The growth rate was significantly higher than the figure of 3.87% recorded during the same period last year, said Nguyen Phi Lan, director of the SBV forecasting, statistics –monetary and financial stabilization department, at a seminar in Hanoi on Friday.

Customers make transactions at a VietinBank office
Among the "Big 4" state-controlled banks (Vietcombank, Agribank, VietinBank and BIDV), VietinBank recorded the highest credit growth.
As of June 10, its outstanding credit exceeded VND1,900 trillion ($72.8 billion), up 9.1% from the beginning of the year. Meanwhile, at South Korean-backed Shinhan Bank Vietnam, credit growth by mid-June exceeded 6.5%.
To fulfill the government's GDP growth target of at least 8% for 2025, the SBV has set a credit growth target of approximately 16% for the year.
However, at a recent parliament session, SBV Governor Nguyen Thi Hong stated that Vietnam’s credit-to-GDP ratio had reached 134% by the end of 2024. She warned that continued heavy reliance on bank credit could pose systemic risks and have negative implications for the economy.
The Governor emphasized that the credit growth target will be managed and adjusted in line with real economic conditions. Monetary policy will be steered flexibly and prudently to help control inflation, stabilize financial markets, and ensure the safety of the banking system.
To achieve high and sustainable growth, ministries, especially the Ministry of Finance, must carefully plan funding sources for major and strategic investment projects, schedule disbursements and prepare capital reserves to avoid last-minute funding pressures or disruptions, she said.

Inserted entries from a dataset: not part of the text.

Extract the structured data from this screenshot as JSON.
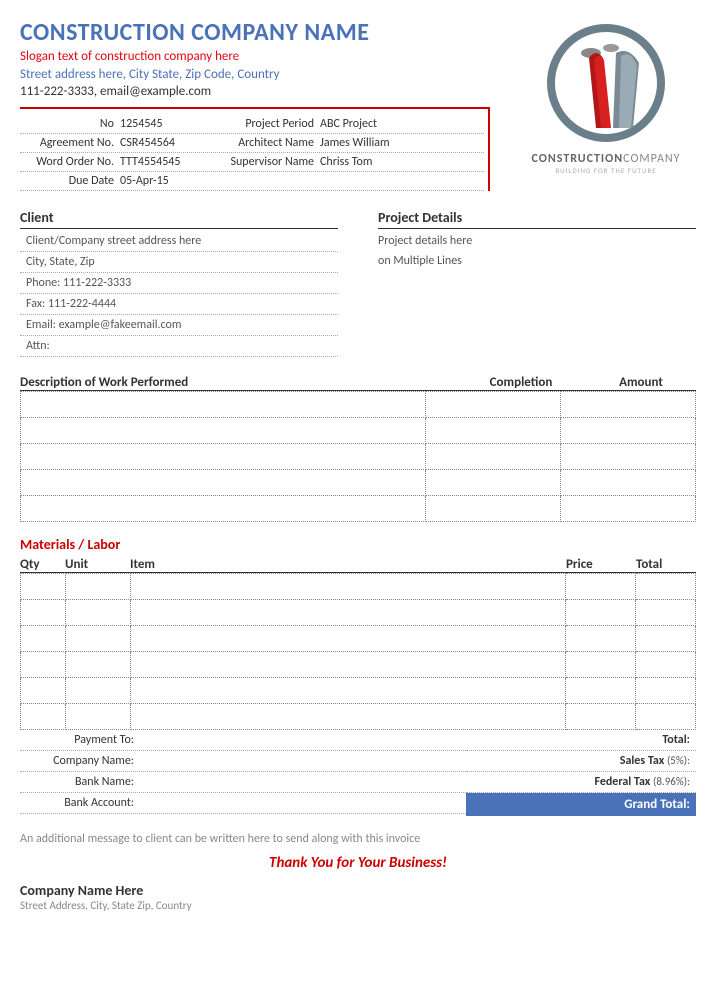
{
  "header": {
    "company_name": "CONSTRUCTION COMPANY NAME",
    "slogan": "Slogan text of construction company here",
    "address": "Street address here, City State, Zip Code, Country",
    "contact": "111-222-3333, email@example.com"
  },
  "logo": {
    "brand1": "CONSTRUCTION",
    "brand2": "COMPANY",
    "tagline": "BUILDING FOR THE FUTURE"
  },
  "info": {
    "no_label": "No",
    "no": "1254545",
    "period_label": "Project Period",
    "period": "ABC Project",
    "agreement_label": "Agreement No.",
    "agreement": "CSR454564",
    "architect_label": "Architect Name",
    "architect": "James William",
    "order_label": "Word Order No.",
    "order": "TTT4554545",
    "supervisor_label": "Supervisor Name",
    "supervisor": "Chriss Tom",
    "due_label": "Due Date",
    "due": "05-Apr-15"
  },
  "client": {
    "title": "Client",
    "lines": [
      "Client/Company street address here",
      "City, State, Zip",
      "Phone: 111-222-3333",
      "Fax: 111-222-4444",
      "Email: example@fakeemail.com",
      "Attn:"
    ]
  },
  "project": {
    "title": "Project Details",
    "line1": "Project details here",
    "line2": "on Multiple Lines"
  },
  "work": {
    "desc_h": "Description of Work Performed",
    "comp_h": "Completion",
    "amt_h": "Amount"
  },
  "materials": {
    "title": "Materials / Labor",
    "qty": "Qty",
    "unit": "Unit",
    "item": "Item",
    "price": "Price",
    "total": "Total"
  },
  "payment": {
    "to": "Payment To:",
    "company": "Company Name:",
    "bank": "Bank Name:",
    "account": "Bank Account:"
  },
  "totals": {
    "total": "Total:",
    "sales_tax": "Sales Tax",
    "sales_pct": "(5%):",
    "fed_tax": "Federal Tax",
    "fed_pct": "(8.96%):",
    "grand": "Grand Total:"
  },
  "footer": {
    "msg": "An additional message to client can be written here to send along with this invoice",
    "thanks": "Thank You for Your Business!",
    "company": "Company Name Here",
    "address": "Street Address, City, State Zip, Country"
  }
}
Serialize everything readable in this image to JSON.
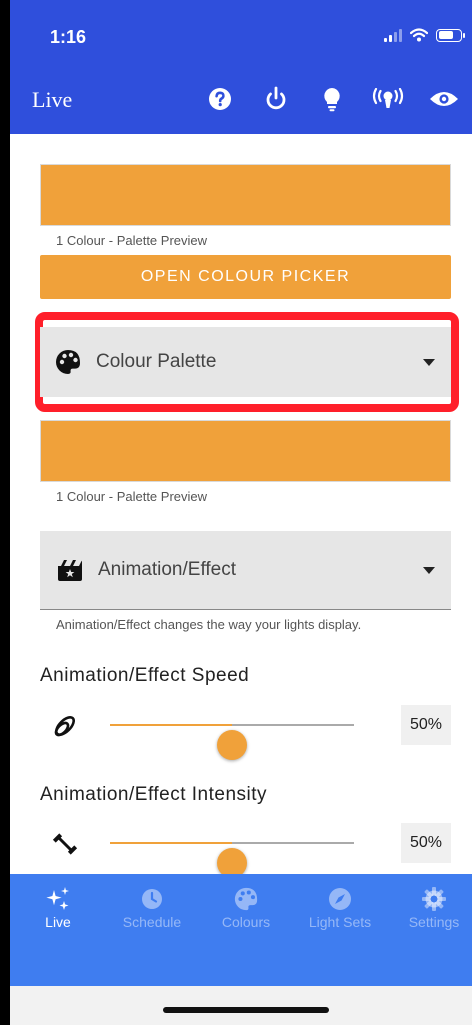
{
  "status": {
    "time": "1:16"
  },
  "header": {
    "title": "Live"
  },
  "palette_preview_1": {
    "caption": "1 Colour - Palette Preview",
    "color": "#f0a13a"
  },
  "picker_button": {
    "label": "OPEN COLOUR PICKER"
  },
  "palette_select": {
    "label": "Colour Palette"
  },
  "palette_preview_2": {
    "caption": "1 Colour - Palette Preview",
    "color": "#f0a13a"
  },
  "effect_select": {
    "label": "Animation/Effect",
    "helper": "Animation/Effect changes the way your lights display."
  },
  "speed": {
    "title": "Animation/Effect Speed",
    "value": "50%",
    "level": 0.5
  },
  "intensity": {
    "title": "Animation/Effect Intensity",
    "value": "50%",
    "level": 0.5
  },
  "tabs": [
    {
      "label": "Live",
      "icon": "sparkles-icon",
      "active": true
    },
    {
      "label": "Schedule",
      "icon": "clock-icon",
      "active": false
    },
    {
      "label": "Colours",
      "icon": "palette-icon",
      "active": false
    },
    {
      "label": "Light Sets",
      "icon": "compass-icon",
      "active": false
    },
    {
      "label": "Settings",
      "icon": "gear-icon",
      "active": false
    }
  ],
  "colors": {
    "header": "#2f4fdc",
    "accent": "#f0a13a",
    "tabbar": "#3f7df0",
    "highlight": "#ff1f2a"
  }
}
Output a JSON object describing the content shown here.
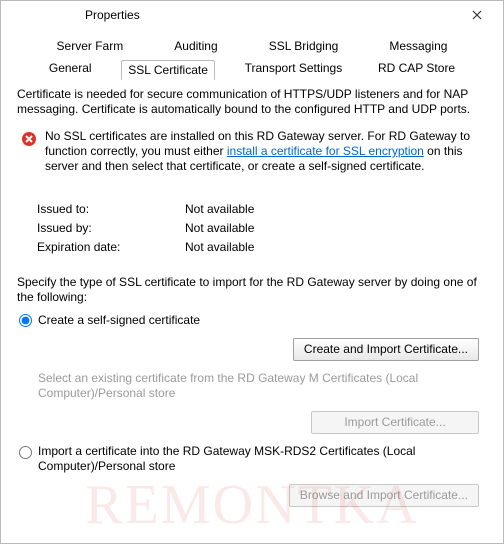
{
  "window": {
    "title": "Properties"
  },
  "tabs": {
    "row1": [
      "Server Farm",
      "Auditing",
      "SSL Bridging",
      "Messaging"
    ],
    "row2": [
      "General",
      "SSL Certificate",
      "Transport Settings",
      "RD CAP Store"
    ],
    "selected": "SSL Certificate"
  },
  "intro": "Certificate is needed for secure communication of HTTPS/UDP listeners and for NAP messaging. Certificate is automatically bound to the configured HTTP and UDP ports.",
  "warning": {
    "pre": "No SSL certificates are installed on this RD Gateway server. For RD Gateway to function correctly, you must either ",
    "link": "install a certificate for SSL encryption",
    "post": " on this server and then select that certificate, or create a self-signed certificate."
  },
  "details": {
    "issued_to_label": "Issued to:",
    "issued_to_value": "Not available",
    "issued_by_label": "Issued by:",
    "issued_by_value": "Not available",
    "expiration_label": "Expiration date:",
    "expiration_value": "Not available"
  },
  "specify": "Specify the type of SSL certificate to import for the RD Gateway server by doing one of the following:",
  "options": {
    "create": {
      "label": "Create a self-signed certificate",
      "button": "Create and Import Certificate..."
    },
    "select_existing": {
      "label": "Select an existing certificate from the RD Gateway M Certificates (Local Computer)/Personal store",
      "button": "Import Certificate..."
    },
    "import_into": {
      "label": "Import a certificate into the RD Gateway MSK-RDS2 Certificates (Local Computer)/Personal store",
      "button": "Browse and Import Certificate..."
    }
  },
  "watermark": "REMONTKA"
}
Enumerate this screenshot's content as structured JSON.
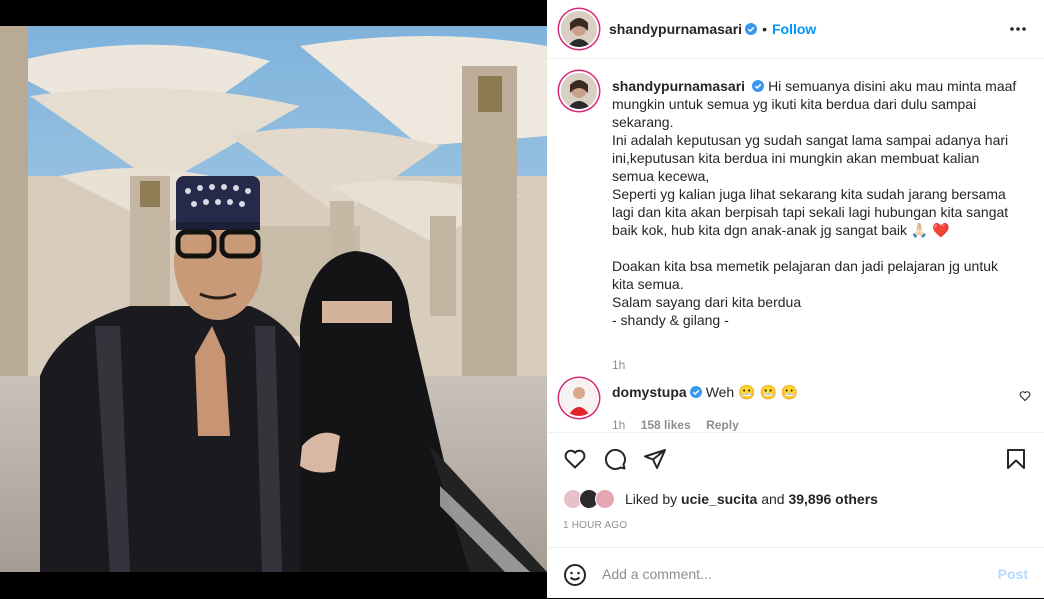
{
  "post": {
    "author": "shandypurnamasari",
    "verified": true,
    "follow_label": "Follow",
    "dot": "•",
    "caption": "Hi semuanya disini aku mau minta maaf mungkin untuk semua yg ikuti kita berdua dari dulu sampai sekarang.\nIni adalah keputusan yg sudah sangat lama sampai adanya hari ini,keputusan kita berdua ini mungkin akan membuat kalian semua kecewa,\nSeperti yg kalian juga lihat sekarang kita sudah jarang bersama lagi dan kita akan berpisah tapi sekali lagi hubungan kita sangat baik kok, hub kita dgn anak-anak jg sangat baik 🙏🏻 ❤️\n\nDoakan kita bsa memetik pelajaran dan jadi pelajaran jg untuk kita semua.\nSalam sayang dari kita berdua\n- shandy & gilang -",
    "caption_time": "1h",
    "liked_by_prefix": "Liked by",
    "liked_by_user": "ucie_sucita",
    "liked_by_and": "and",
    "liked_by_others": "39,896 others",
    "timestamp": "1 HOUR AGO"
  },
  "comment": {
    "author": "domystupa",
    "verified": true,
    "text": "Weh",
    "emojis": [
      "😬",
      "😬",
      "😬"
    ],
    "time": "1h",
    "likes": "158 likes",
    "reply": "Reply"
  },
  "composer": {
    "placeholder": "Add a comment...",
    "post_label": "Post"
  },
  "colors": {
    "accent": "#0095f6",
    "post_disabled": "#b3dbff",
    "story_ring": "#d62976"
  },
  "icons": [
    "more-icon",
    "heart-icon",
    "comment-icon",
    "share-icon",
    "bookmark-icon",
    "emoji-icon",
    "verified-icon"
  ]
}
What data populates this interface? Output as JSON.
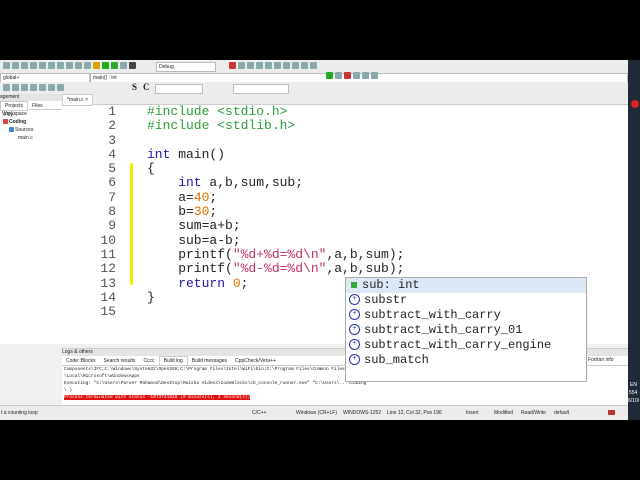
{
  "toolbar": {
    "build_target": "Debug",
    "scope": "global»",
    "function": "main() : int",
    "s_btn": "S",
    "c_btn": "C"
  },
  "management": {
    "title": "agement",
    "tabs": [
      "Projects",
      "Files",
      "FSy"
    ],
    "tree": [
      "Workspace",
      "Coding",
      "Sources",
      "main.c"
    ]
  },
  "editor": {
    "tab": "*main.c",
    "line_numbers": [
      "1",
      "2",
      "3",
      "4",
      "5",
      "6",
      "7",
      "8",
      "9",
      "10",
      "11",
      "12",
      "13",
      "14",
      "15"
    ]
  },
  "code": {
    "l1": "#include <stdio.h>",
    "l2": "#include <stdlib.h>",
    "l4a": "int",
    "l4b": " main()",
    "l5": "{",
    "l6a": "    int",
    "l6b": " a,b,sum,sub;",
    "l7a": "    a=",
    "l7b": "40",
    "l7c": ";",
    "l8a": "    b=",
    "l8b": "30",
    "l8c": ";",
    "l9": "    sum=a+b;",
    "l10": "    sub=a-b;",
    "l11a": "    printf(",
    "l11b": "\"%d+%d=%d\\n\"",
    "l11c": ",a,b,sum);",
    "l12a": "    printf(",
    "l12b": "\"%d-%d=%d\\n\"",
    "l12c": ",a,b,sub);",
    "l13a": "    return",
    "l13b": " 0",
    "l13c": ";",
    "l14": "}"
  },
  "autocomplete": {
    "items": [
      "sub: int",
      "substr",
      "subtract_with_carry",
      "subtract_with_carry_01",
      "subtract_with_carry_engine",
      "sub_match"
    ]
  },
  "logs": {
    "title": "Logs & others",
    "tabs": [
      "Code::Blocks",
      "Search results",
      "Cccc",
      "Build log",
      "Build messages",
      "CppCheck/Vera++",
      "Fortran info"
    ],
    "lines": [
      "Components\\IFC;C:\\Windows\\System32\\OpenSSH;C:\\Program Files\\Intel\\WiFi\\bin;C:\\Program Files\\Common Files ...\\AppData",
      "\\Local\\Microsoft\\WindowsApps",
      "Executing: \"C:\\Users\\Parver Mahmood\\Desktop\\Maisha Videos\\CodeBlocks\\cb_console_runner.exe\" \"C:\\Users\\...\\Coding",
      "\\.)"
    ],
    "error": "Process terminated with status -1073741510 (0 minute(s), 2 second(s))"
  },
  "status": {
    "hint": "t a counting loop",
    "lang": "C/C++",
    "eol": "Windows (CR+LF)",
    "enc": "WINDOWS-1252",
    "pos": "Line 12, Col 32, Pos 196",
    "mode": "Insert",
    "mod": "Modified",
    "rw": "Read/Write",
    "profile": "default"
  },
  "tray": {
    "lang": "EN",
    "time": "554",
    "date": "6/10/"
  }
}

According to the SBV, total bank deposits by the end of Q1 had approximated VND15,000 trillion ($588 billion), with deposits from individual customers continuing to grow strongly.
Of the total, nearly VND7,500 trillion came from the household sector, an increase of over 5.73% compared to the beginning of the year. This means that in just the first three months of 2025, Vietnamese individuals deposited more than VND404.8 trillion ($15.8 billion) into banks.
Currently, 12-month deposit interest rates at private joint-stock commercial banks hover around 5% per year. State-owned banks continue to offer slightly lower rates, around 4.7% per year, reflecting a modest decline compared to earlier this year.
In 2024, Vietnam's credit growth reached 15.08%, with total credit balance of VND15,616 trillion ($605.3 billion) by the end of the year.